An adult child of a client who recently passed away contacted me to discuss what she was to receive from her mother’s estate. She had no idea what mother owned, or what anything was worth. She only knew that our office prepared the documents, and that her mother directed to call us when her time came.
Much to the daughter’s surprise, not only was she one of her mother’s beneficiaries along with her siblings, we informed her that she was named as the successor trustee to the trust.
“What does that mean?” she asked.
It means a great deal of responsibility was coming her way, if she chose to accept the appointment as trustee. Upon the creator of the trust’s death (in this case, the mother), the successor trustee must gather and obtain date of death values for all of the trust assets, protect the assets, invest the assets in a prudent manner during the estate administration, satisfy the claims of any of the deceased’s creditors, ensure that all proper taxes are paid, reserve amounts for administrative expenses, and eventually provide an accounting to all of the trust beneficiaries before making final distribution of the assets in accordance with the will and trust.
It’s a big job.
The trustee usually has the assistance of the attorney’s office, a tax return preparer such as a CPA, and an investment advisor. But not always. Some choose to prepare their own legal documents, their own tax returns, and manage their own investments. Increasingly, these tasks are all performed on-line with usernames and passwords. When this is the case, tracking down all of the information to even know where to begin can be a herculean task.

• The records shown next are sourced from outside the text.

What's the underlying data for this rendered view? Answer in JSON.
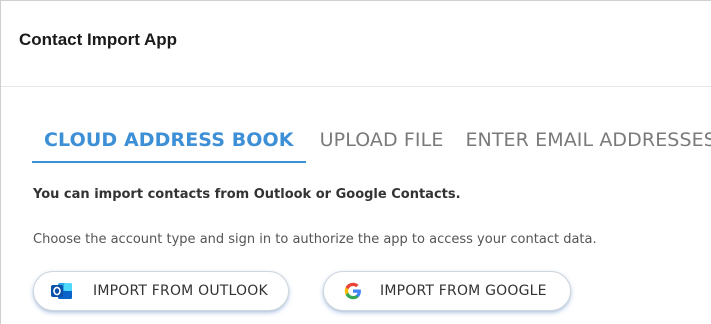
{
  "app": {
    "title": "Contact Import App"
  },
  "tabs": [
    {
      "label": "CLOUD ADDRESS BOOK",
      "active": true
    },
    {
      "label": "UPLOAD FILE",
      "active": false
    },
    {
      "label": "ENTER EMAIL ADDRESSES",
      "active": false
    }
  ],
  "content": {
    "intro": "You can import contacts from Outlook or Google Contacts.",
    "instructions": "Choose the account type and sign in to authorize the app to access your contact data."
  },
  "buttons": {
    "outlook": {
      "label": "IMPORT FROM OUTLOOK",
      "icon": "outlook-icon"
    },
    "google": {
      "label": "IMPORT FROM GOOGLE",
      "icon": "google-icon"
    }
  },
  "colors": {
    "accent": "#3d8fd6",
    "inactive_tab": "#7a7a7a",
    "text": "#333333",
    "outlook_blue": "#0a64c9"
  }
}
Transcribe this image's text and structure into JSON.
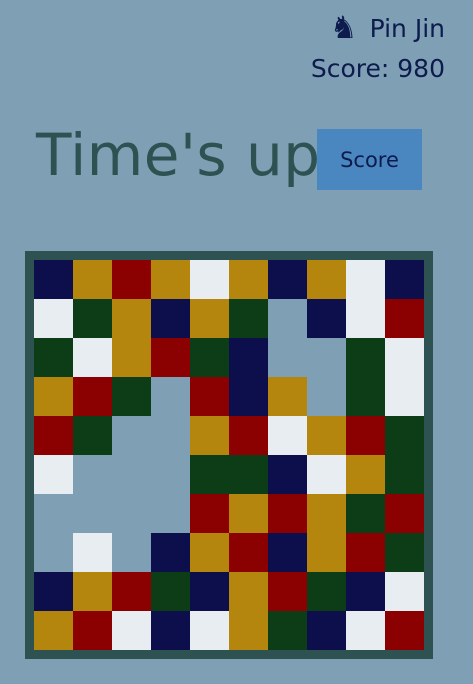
{
  "header": {
    "player_icon": "chess-knight-icon",
    "player_name": "Pin Jin",
    "score_text": "Score: 980"
  },
  "status": {
    "title": "Time's up"
  },
  "actions": {
    "score_label": "Score"
  },
  "colors": {
    "N": "#0d0f4d",
    "Y": "#b5860d",
    "R": "#8b0000",
    "W": "#e8edf2",
    "G": "#0c3d16",
    ".": "#7f9fb5",
    "border": "#2e5252",
    "button": "#4a87c0",
    "background": "#7f9fb5"
  },
  "board": {
    "legend": {
      "N": "navy",
      "Y": "gold",
      "R": "red",
      "W": "white",
      "G": "green",
      ".": "empty"
    },
    "rows": [
      "NYRYWYNYWN",
      "WGYNYG.NWR",
      "GWYRGN..GW",
      "YRG.RNY.GW",
      "RG..YRWYRG",
      "W...GGNWYG",
      "....RYRYGR",
      ".W.NYRNYRG",
      "NYRGNYRGNW",
      "YRWNWYGNWR"
    ]
  }
}
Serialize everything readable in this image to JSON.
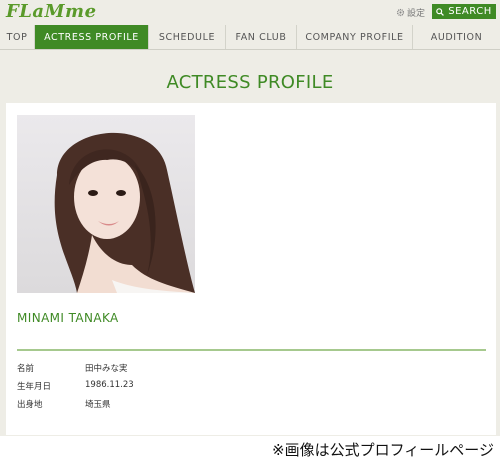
{
  "header": {
    "logo": "FLaMme",
    "settings_label": "設定",
    "search_label": "SEARCH"
  },
  "nav": {
    "items": [
      {
        "label": "TOP"
      },
      {
        "label": "ACTRESS PROFILE"
      },
      {
        "label": "SCHEDULE"
      },
      {
        "label": "FAN CLUB"
      },
      {
        "label": "COMPANY PROFILE"
      },
      {
        "label": "AUDITION"
      }
    ],
    "active": "ACTRESS PROFILE"
  },
  "page": {
    "title": "ACTRESS PROFILE"
  },
  "profile": {
    "name": "MINAMI TANAKA",
    "details": [
      {
        "key": "名前",
        "value": "田中みな実"
      },
      {
        "key": "生年月日",
        "value": "1986.11.23"
      },
      {
        "key": "出身地",
        "value": "埼玉県"
      }
    ]
  },
  "caption": "※画像は公式プロフィールページ",
  "colors": {
    "accent": "#3f8a25",
    "background": "#eeede6",
    "divider": "#a6c98e"
  }
}
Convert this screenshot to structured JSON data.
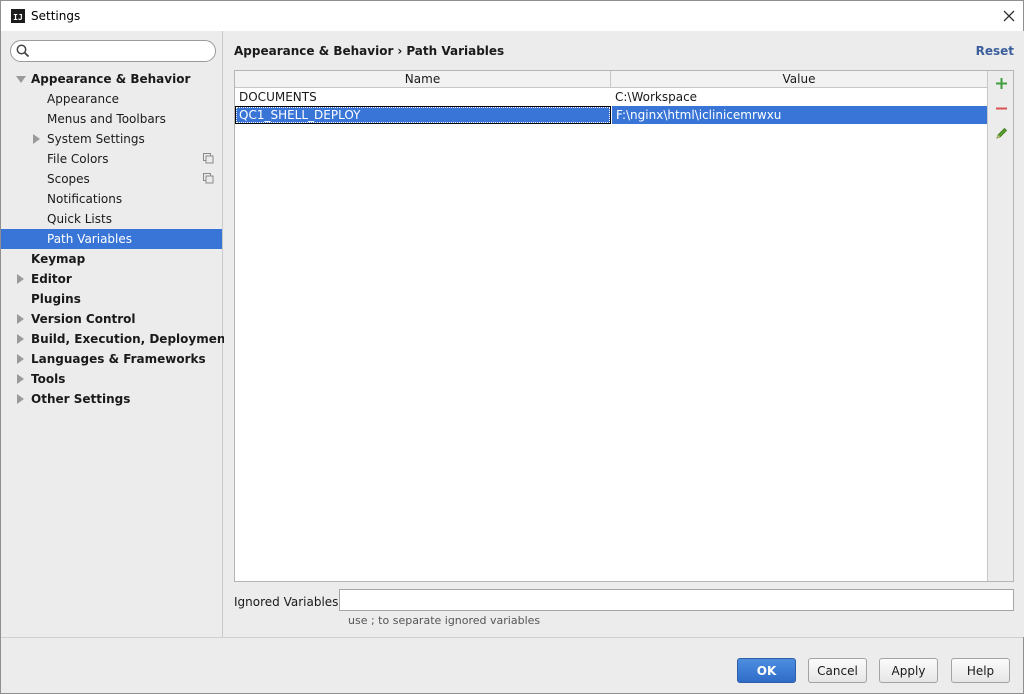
{
  "window": {
    "title": "Settings",
    "app_icon": "IJ"
  },
  "search": {
    "placeholder": "",
    "value": ""
  },
  "sidebar": {
    "items": [
      {
        "label": "Appearance & Behavior",
        "bold": true,
        "expand": "down"
      },
      {
        "label": "Appearance"
      },
      {
        "label": "Menus and Toolbars"
      },
      {
        "label": "System Settings",
        "expand": "right"
      },
      {
        "label": "File Colors",
        "copy_icon": true
      },
      {
        "label": "Scopes",
        "copy_icon": true
      },
      {
        "label": "Notifications"
      },
      {
        "label": "Quick Lists"
      },
      {
        "label": "Path Variables",
        "selected": true
      },
      {
        "label": "Keymap",
        "bold": true
      },
      {
        "label": "Editor",
        "bold": true,
        "expand": "right"
      },
      {
        "label": "Plugins",
        "bold": true
      },
      {
        "label": "Version Control",
        "bold": true,
        "expand": "right"
      },
      {
        "label": "Build, Execution, Deployment",
        "bold": true,
        "expand": "right"
      },
      {
        "label": "Languages & Frameworks",
        "bold": true,
        "expand": "right"
      },
      {
        "label": "Tools",
        "bold": true,
        "expand": "right"
      },
      {
        "label": "Other Settings",
        "bold": true,
        "expand": "right"
      }
    ]
  },
  "content": {
    "breadcrumb": {
      "parent": "Appearance & Behavior",
      "separator": "›",
      "current": "Path Variables"
    },
    "reset_label": "Reset",
    "table": {
      "columns": [
        "Name",
        "Value"
      ],
      "rows": [
        {
          "name": "DOCUMENTS",
          "value": "C:\\Workspace",
          "selected": false
        },
        {
          "name": "QC1_SHELL_DEPLOY",
          "value": "F:\\nginx\\html\\iclinicemrwxu",
          "selected": true
        }
      ]
    },
    "toolbar": {
      "add_icon": "plus-icon",
      "remove_icon": "minus-icon",
      "edit_icon": "pencil-icon"
    },
    "ignored": {
      "label": "Ignored Variables:",
      "value": "",
      "hint": "use ; to separate ignored variables"
    }
  },
  "footer": {
    "ok_label": "OK",
    "cancel_label": "Cancel",
    "apply_label": "Apply",
    "help_label": "Help"
  },
  "colors": {
    "selection": "#3875d7",
    "add": "#3f9e3f",
    "remove": "#d9534f",
    "edit": "#5aa02c",
    "link": "#3c5f9c"
  }
}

Even when the deceased engaged a good legal, tax and investment team of professionals, it’s the successor trustee’s duty (or where there is only a will and not a trust then it is the personal representative’s duty) to forward the information to the proper professional so that the tasks at hand get completed competently and timely.

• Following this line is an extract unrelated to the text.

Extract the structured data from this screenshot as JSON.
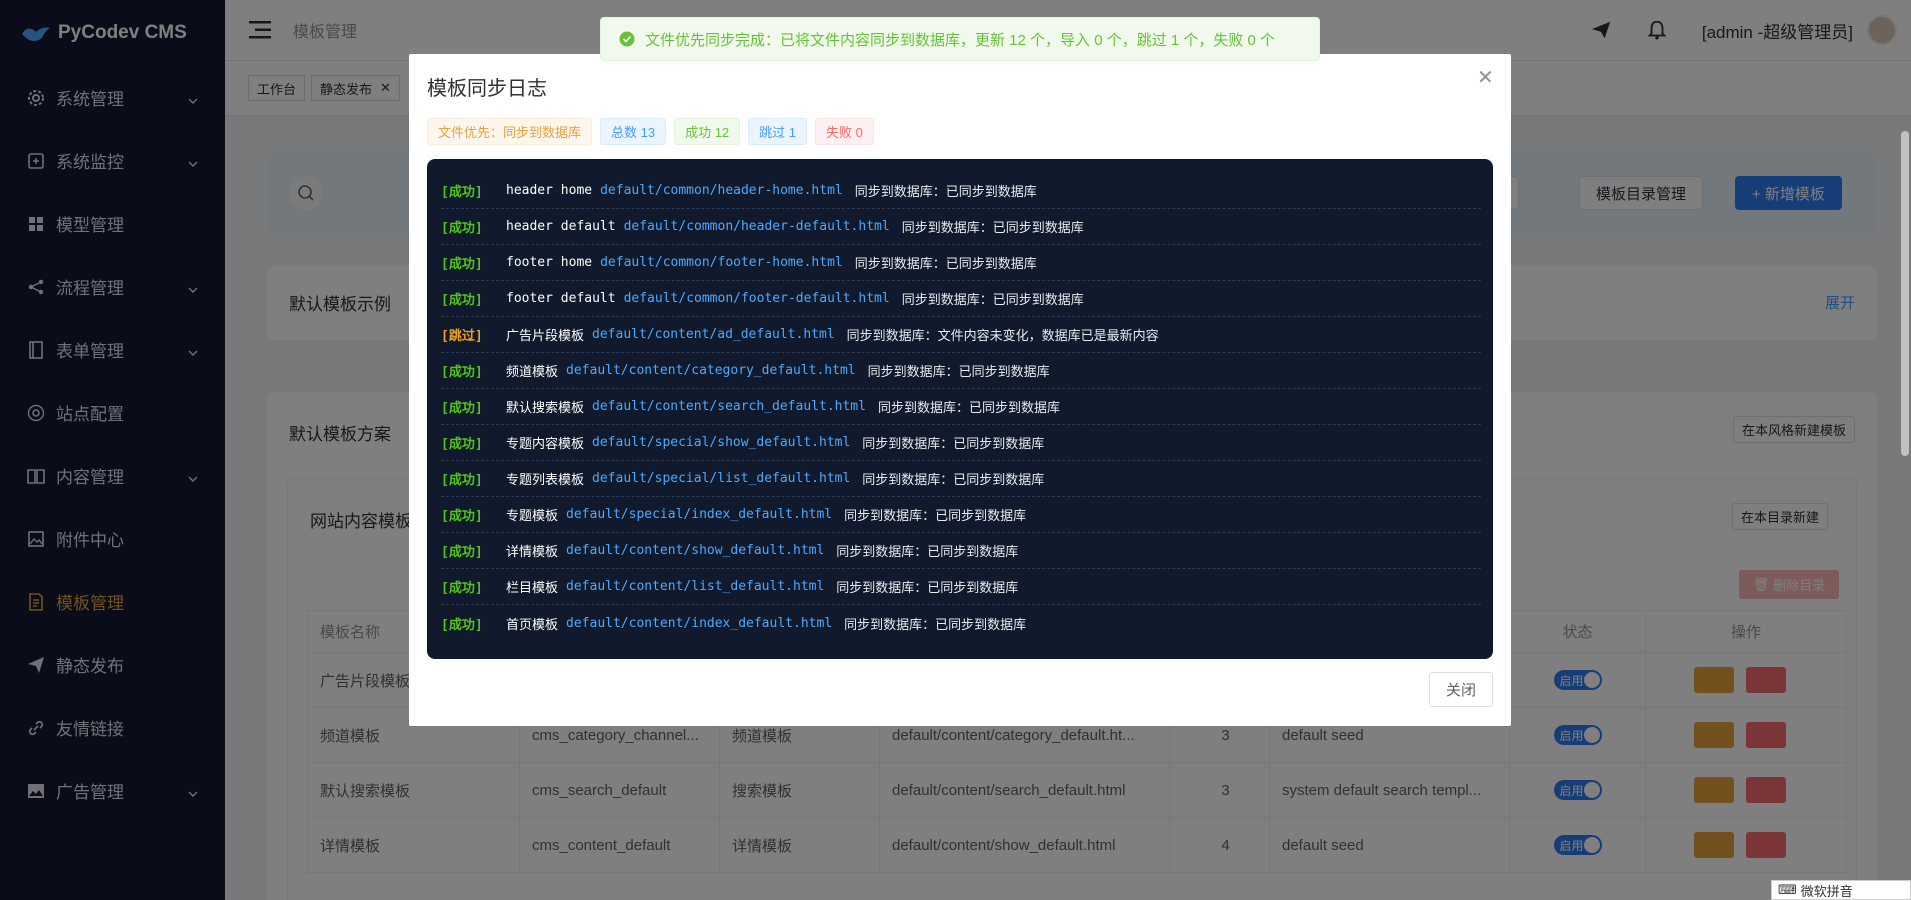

When you name one of your adult children to perform these duties, it is almost unfair of you not to have at least a basic discussion with your adult child as to what your estate consists of, who constitutes your team of advisors, and where bank, brokerage statements, insurance policies, deeds and tax returns might be found.
You should also know that the successor trustee has personal responsibility and liability when carrying out her duties. If, for example, she didn’t act quickly after your demise to meet with the financial advisor and consider which assets pose an investment risk, should the stock market drop twenty percent the other beneficiaries could have a negligence action against her. This is because your assets received a “step-up” in tax cost basis at your demise, eliminating capital gains exposure. Most estate and trust administrations are completed within a year’s time, so it isn’t often prudent to “ride the market” during such a short term.

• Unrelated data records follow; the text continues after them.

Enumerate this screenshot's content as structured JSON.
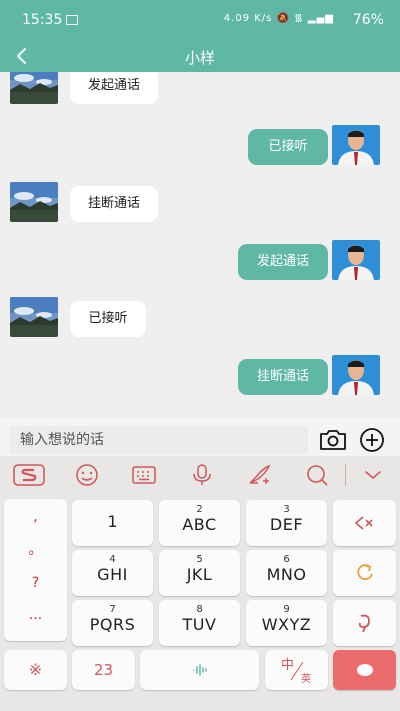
{
  "status_bar": {
    "time": "15:35",
    "network_speed": "4.09 K/s",
    "battery": "76%"
  },
  "app_bar": {
    "title": "小样"
  },
  "messages": [
    {
      "side": "left",
      "text": "发起通话"
    },
    {
      "side": "right",
      "text": "已接听"
    },
    {
      "side": "left",
      "text": "挂断通话"
    },
    {
      "side": "right",
      "text": "发起通话"
    },
    {
      "side": "left",
      "text": "已接听"
    },
    {
      "side": "right",
      "text": "挂断通话"
    }
  ],
  "input": {
    "placeholder": "输入想说的话"
  },
  "keyboard": {
    "punctuation": [
      ",",
      "。",
      "?",
      "..."
    ],
    "keys": [
      {
        "num": "",
        "letters": "1"
      },
      {
        "num": "2",
        "letters": "ABC"
      },
      {
        "num": "3",
        "letters": "DEF"
      },
      {
        "num": "4",
        "letters": "GHI"
      },
      {
        "num": "5",
        "letters": "JKL"
      },
      {
        "num": "6",
        "letters": "MNO"
      },
      {
        "num": "7",
        "letters": "PQRS"
      },
      {
        "num": "8",
        "letters": "TUV"
      },
      {
        "num": "9",
        "letters": "WXYZ"
      }
    ],
    "symbol_key": "※",
    "number_key": "23",
    "lang_key_cn": "中",
    "lang_key_en": "英",
    "accent_color": "#ec6b6b",
    "icon_color": "#d0575a"
  },
  "colors": {
    "brand": "#5fb8a6",
    "bubble_left": "#ffffff",
    "bubble_right": "#5fb8a6"
  }
}
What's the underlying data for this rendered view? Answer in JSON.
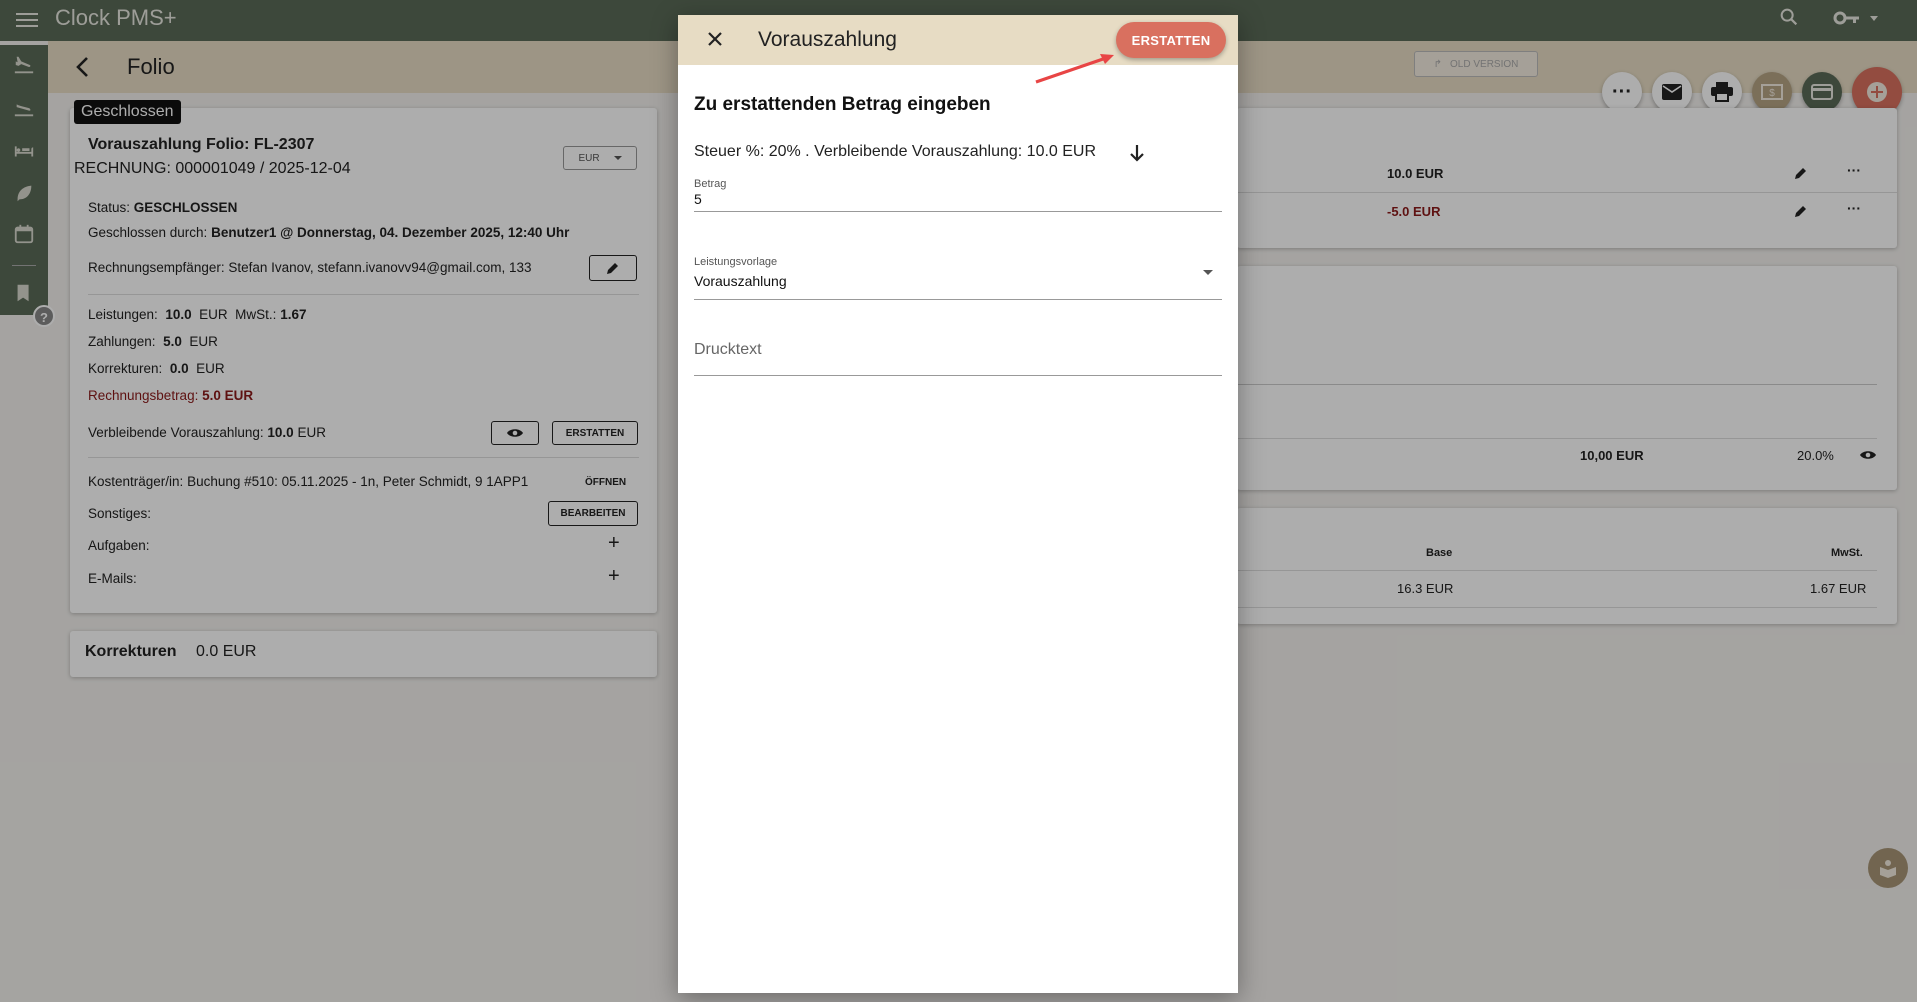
{
  "app": {
    "brand": "Clock PMS+"
  },
  "header": {
    "back_icon": "chevron-left-icon",
    "title": "Folio",
    "old_version": "OLD VERSION"
  },
  "folio": {
    "status_badge": "Geschlossen",
    "title": "Vorauszahlung Folio: FL-2307",
    "invoice_label": "RECHNUNG:",
    "invoice_value": "000001049 / 2025-12-04",
    "currency_select": "EUR",
    "status_label": "Status:",
    "status_value": "GESCHLOSSEN",
    "closed_by_label": "Geschlossen durch:",
    "closed_by_value": "Benutzer1 @ Donnerstag, 04. Dezember 2025, 12:40 Uhr",
    "recipient_label": "Rechnungsempfänger:",
    "recipient_value": "Stefan Ivanov, stefann.ivanovv94@gmail.com, 133",
    "services_label": "Leistungen:",
    "services_value": "10.0",
    "services_currency": "EUR",
    "vat_label": "MwSt.:",
    "vat_value": "1.67",
    "payments_label": "Zahlungen:",
    "payments_value": "5.0",
    "payments_currency": "EUR",
    "corrections_label": "Korrekturen:",
    "corrections_value": "0.0",
    "corrections_currency": "EUR",
    "invoice_amount_label": "Rechnungsbetrag:",
    "invoice_amount_value": "5.0 EUR",
    "remaining_label": "Verbleibende Vorauszahlung:",
    "remaining_value": "10.0",
    "remaining_currency": "EUR",
    "refund_button": "ERSTATTEN",
    "payer_label": "Kostenträger/in:",
    "payer_value": "Buchung #510: 05.11.2025 - 1n, Peter Schmidt, 9 1APP1",
    "open_button": "ÖFFNEN",
    "misc_label": "Sonstiges:",
    "edit_button": "BEARBEITEN",
    "tasks_label": "Aufgaben:",
    "emails_label": "E-Mails:",
    "add_symbol": "+"
  },
  "corrections_card": {
    "label": "Korrekturen",
    "value": "0.0 EUR"
  },
  "right_panel": {
    "row1_amount": "10.0 EUR",
    "row2_amount": "-5.0 EUR",
    "row3_amount": "10,00 EUR",
    "row3_percent": "20.0%",
    "col_base": "Base",
    "col_vat": "MwSt.",
    "base_value": "16.3 EUR",
    "vat_value": "1.67 EUR",
    "more_dots": "···"
  },
  "dialog": {
    "title": "Vorauszahlung",
    "refund_button": "ERSTATTEN",
    "subtitle": "Zu erstattenden Betrag eingeben",
    "info": "Steuer %: 20% . Verbleibende Vorauszahlung: 10.0 EUR",
    "amount_label": "Betrag",
    "amount_value": "5",
    "template_label": "Leistungsvorlage",
    "template_value": "Vorauszahlung",
    "print_text_placeholder": "Drucktext"
  },
  "colors": {
    "topbar": "#5a6a57",
    "header": "#e7dcc4",
    "accent": "#d9705f",
    "negative": "#8b1a1a"
  }
}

The prudent thing to do is to invest in stable cash-equivalents to guard against market decline during the few months that the administration is in progress.
The trustee is also responsible for ensuring the assets are properly insured and accounted for. She may have to go so far as to change the locks on the residence to keep others from gaining access and taking valuable (or sentimental) personal property such as jewelry, artwork, furniture and other objects before she has the opportunity to inventory them and determine who would be the rightful beneficiary of each such item.
I had one file where the trustee gave the deceased’s automobile to her son, who then got into a car accident before the title was transferred. No one checked to make sure that the automobile insurance remained in place. The resulting accident caused great distress when the plaintiff sued the estate for damages, subjecting the estate assets to the loss.
The trustee also finds herself personally liable to creditors and taxing authorities. If she has made full distribution of the assets to all of the beneficiaries, and a surprise claim or tax bill surfaces, the trustee must pay the creditor or taxing authority from her own pocket if she can’t get the beneficiaries to refund their portion of the liability.
As you can see, naming anyone, including your adult child, imposes a great amount of responsibility on them. It’s always a good idea to communicate with your loved one explaining the duties, role, and your expectations before naming them in your legal documents.